The KPU has scheduled the results announcement for tomorrow, Commissioner Arief Budiman said in a text message last night.
“If a clash happens, the sentiment will very quickly turn for the worse,” Dian Ayu Yustina, an economist at PT Bank Danamon, the nation’s fifth-largest lender, said in a July 17 interview, of the prospect of post-result protests. “The concern is, even if Prabowo himself concedes defeat, his supporters might not accept it.”
In a speech in Jakarta last night to officials from various parties, Yudhoyono called for a smooth election result.
“When a nation is divided it is not easy to put it back together,” he said. “We will hear the calling to guard this historical process responsibly for a peaceful and democratic election,” he said. “I call on all parties and all Indonesian people to guard the election until the last stage of the election succeeds.”
More than 3,100 police officers conducted exercises at the election commission’s office on July 19 to anticipate “chaos” after the official results, the Jakarta Globe newspaper reported last week, citing spokesman Rikwanto. Police are ready to intercept any mass mobilization and ensure the situation remains calm, Rikwanto was quoted as saying.

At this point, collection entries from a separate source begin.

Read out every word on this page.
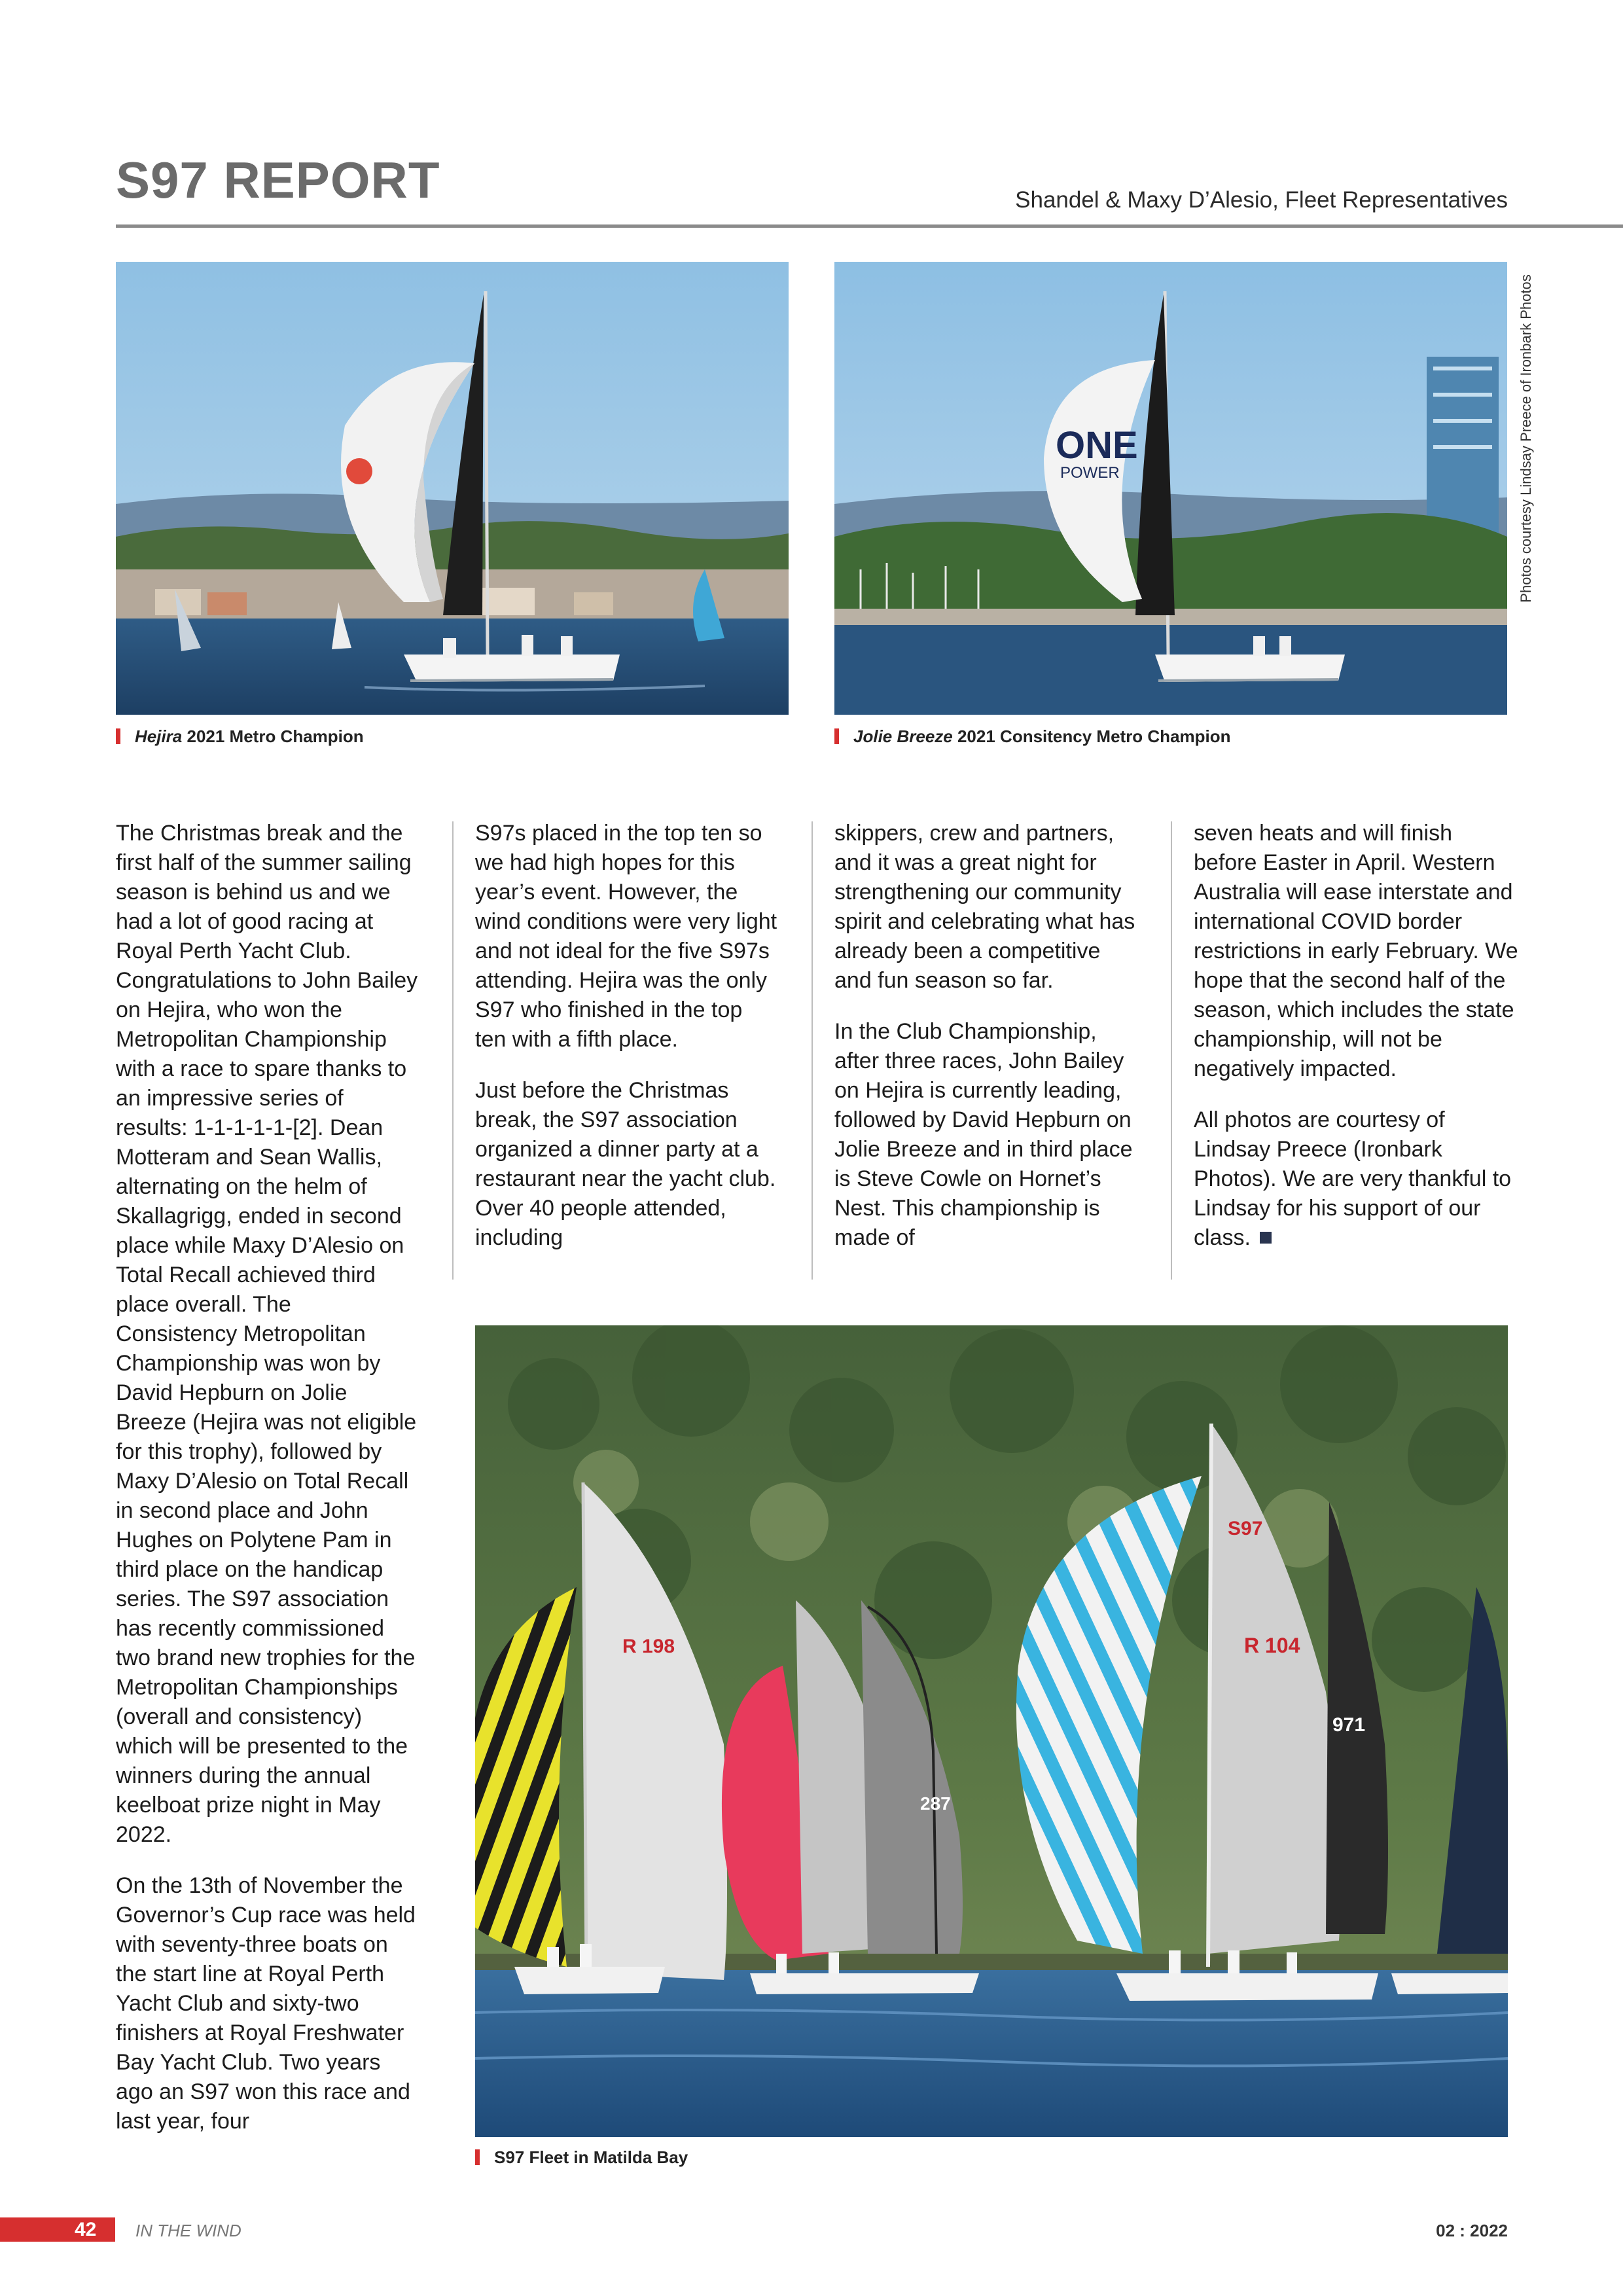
S97 REPORT	Shandel & Maxy D’Alesio, Fleet Representatives
ONE
POWER	Photos courtesy Lindsay Preece of Ironbark Photos
Hejira 2021 Metro Champion	Jolie Breeze 2021 Consitency Metro Champion

The Christmas break and the first half of the summer sailing season is behind us and we had a lot of good racing at Royal Perth Yacht Club. Congratulations to John Bailey on Hejira, who won the Metropolitan Championship with a race to spare thanks to an impressive series of results: 1-1-1-1-1-[2]. Dean Motteram and Sean Wallis, alternating on the helm of Skallagrigg, ended in second place while Maxy D’Alesio on Total Recall achieved third place overall. The Consistency Metropolitan Championship was won by David Hepburn on Jolie Breeze (Hejira was not eligible for this trophy), followed by Maxy D’Alesio on Total Recall in second place and John Hughes on Polytene Pam in third place on the handicap series. The S97 association has recently commissioned two brand new trophies for the Metropolitan Championships (overall and consistency) which will be presented to the winners during the annual keelboat prize night in May 2022.

On the 13th of November the Governor’s Cup race was held with seventy-three boats on the start line at Royal Perth Yacht Club and sixty-two finishers at Royal Freshwater Bay Yacht Club. Two years ago an S97 won this race and last year, four

S97s placed in the top ten so we had high hopes for this year’s event. However, the wind conditions were very light and not ideal for the five S97s attending. Hejira was the only S97 who finished in the top ten with a fifth place.

Just before the Christmas break, the S97 association organized a dinner party at a restaurant near the yacht club. Over 40 people attended, including

skippers, crew and partners, and it was a great night for strengthening our community spirit and celebrating what has already been a competitive and fun season so far.

In the Club Championship, after three races, John Bailey on Hejira is currently leading, followed by David Hepburn on Jolie Breeze and in third place is Steve Cowle on Hornet’s Nest. This championship is made of

seven heats and will finish before Easter in April. Western Australia will ease interstate and international COVID border restrictions in early February. We hope that the second half of the season, which includes the state championship, will not be negatively impacted.

All photos are courtesy of Lindsay Preece (Ironbark Photos). We are very thankful to Lindsay for his support of our class.

R 198
287
R 104
S97
971
S97 Fleet in Matilda Bay
42 IN THE WIND	02 : 2022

“It is difficult to completely outrule a repeat of 1998, but the likelihood is much smaller,” Ulla Fionna, a fellow at the Institute of Southeast Asian Studies in Singapore, said in an e-mail. “The police and the military seem more ready to maintain peace, and the outgoing president SBY would want to ensure that his last months in government are not tarnished by riots,” she said, referring to Yudhoyono by his initials.
The rupiah may rise toward 11,300 per dollar, from the 11,615 close on July 18, if Jokowi’s victory is confirmed, HSBC Holdings Plc foreign-exchange strategist Paul Mackel wrote in a July 10 note. The rupiah rose 0.2 percent to 11,594 at 8:30 a.m. in Jakarta.
An uncontested victory for Jokowi would see Indonesian markets rally further, Andrew Tilton, chief Asian economist at Goldman Sachs Group Inc, wrote in a July 10 report.
Jokowi secured 52.9 percent of the 129 million or 98 percent of votes counted, with Prabowo on 47.1 percent as of July 18, according to KawalPemilu.org, a volunteer-run website that tracked actual results uploaded to the election commission’s website.
International funds have pumped $4.9 billion into the nation’s stocks so far this year, pushing the Jakarta Composite Index to rise to near a record high last week.
“We expect some foreign investors to add on to their current investments should Jokowi win the election with no protests or violence,” Nizam Idris, head of foreign-exchange and fixed-income strategy at Macquarie Bank Ltd., said in a July 17 interview from Singapore. “Conversely, massive protests could see those large amount of current investments exit the country.”
Protests are a fact of life in democratic Indonesia, according to the NUS’s Lee. Demonstrations erupted across Indonesia in June last year as Yudhoyono’s administration raised the price of subsidized fuel for the first time since 2008.
Even so, the cost to fly to Singapore from Jakarta with AirAsia Bhd peaks for flights today. The cheapest fare for one passenger rose to 1.7 million rupiah ($146) for that day, from 564,000 rupiah on July 19, according to Traveloka.com when checked on July 18. The price drops to 1 million rupiah for July 22 flights.
Fares reflect demand and seat availability for trips on certain days, Lucas Suryanata, head of communications at the airfare search website, said in an e-mailed response to questions on July 18.
“You can’t rule out the possibility of unrest,” said Edward Aspinall, a professor of politics at the Australian National University in Canberra. “This is by far the most bitterly contested presidential succession that we’ve seen in Indonesia for over a decade now, so it wouldn’t be a good sign for Indonesia’s democracy for there to be widespread violence.”